There’s far more to Microshift than just rock band going electronic however; indeed, the fact it’s here at all is a relief after a series of setbacks for the band. Most publicly, the minutiae of the US visa system caused the expensive, last minute cancellation of an American tour, while on Boxing Day 2015 (referred to in the song of the same name) the River Aire floods in Leeds devastated MJ’s Suburban Home Studio - not just the rehearsal and recording space of the band, but home to the producer’s livelihood itself. The band are quick to point out that the incredible response to a GoFundMe campaign and the subsequent help of volunteers over several months to rebuild the studio from nothing is a huge part of the band’s continued existence. Striving through this as well as relationship breakups, family illness and the death of the band’s close friend and live sound engineer, it is perhaps no surprise that the record is one of both defiance and darkness.
“All our records are to an extent about mental health,” comments MJ. “Largely this is an album about loss but also about maturing, accepting your flaws and the transience of intimacy.” Lyrically, MJ goes into body image and anxiety in public spaces on Shortcomings; Opener is about the unwillingness of men to open up to one another, while Negative Space is about the trauma of grief. Boxing Day takes the floods as a metaphor for relationships, while Static Resistance is the internal battle and dissonance between self-love and wanting to escape your body by taking it somewhere else. “The words have always been the last thing I finished, whereas this time many of them were written sooner” he adds. “I’ve been reading a lot of poetry by Emily Berry, Frank O’Hara and Ocean Vuong.”
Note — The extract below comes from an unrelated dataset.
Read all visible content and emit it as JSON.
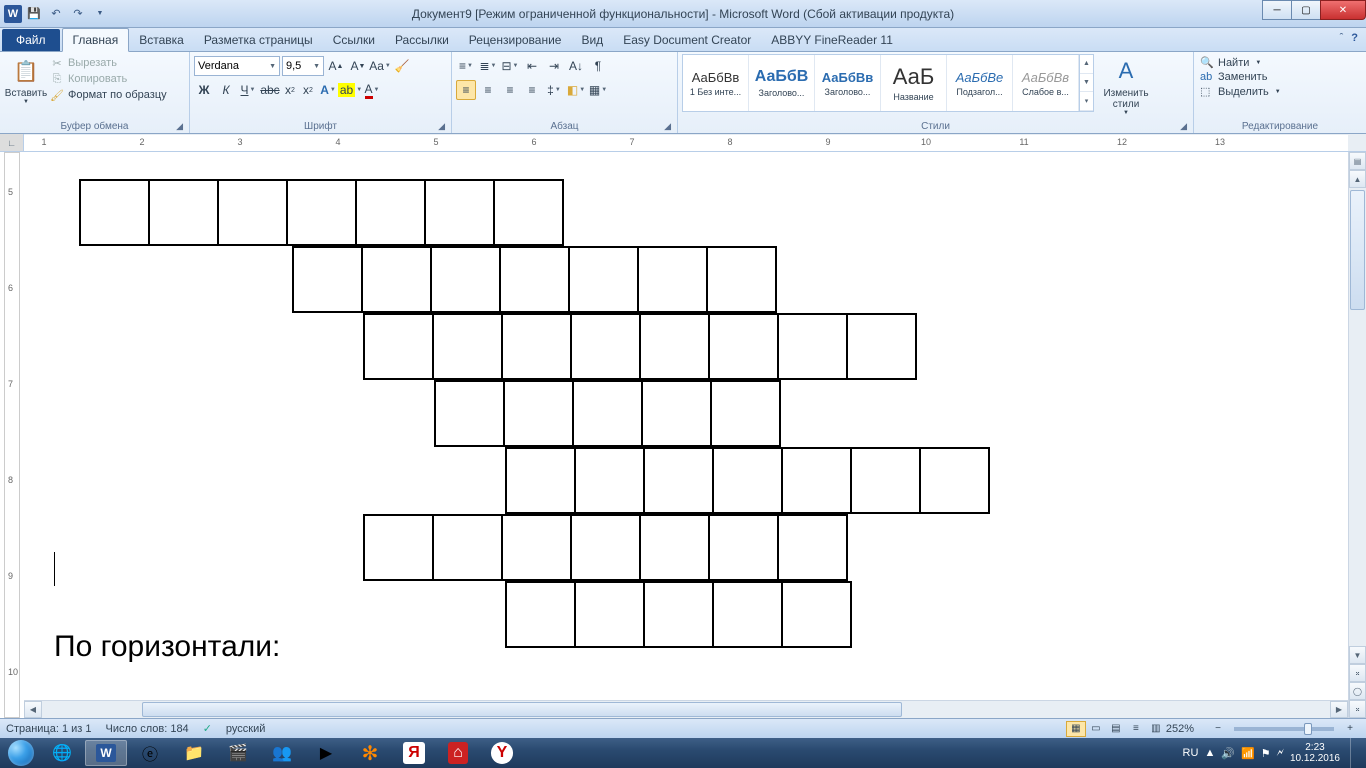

MJ’s delivery is the boldest it’s ever been. Take something like The Soft Season: a slow ballad, it sees his vocal carry the song in a way he’s never done before, exploring a range hitherto hidden behind effects. By exploring his own pop sensibilities throughout, he creates one of the record’s key dynamics in causing a fission with MB’s excavations into improvised electronic music. “I think there has always been a bit of a push and pull between the two of us” comments MB, “it is maybe just more pronounced here than ever before. We complement each other’s positives, and make up for each other’s negatives. I think it’d be fair to say that without MJ my Hookworms ideas would likely be boring or unlistenable, and without me his songs might not be weird or interesting enough.”
Together, alongside guitarists JW and EO and drummer JN, they’ve pulled off a triumph against adversity, a comeback with what they may see as a Microshift, but is in fact a massive step forward.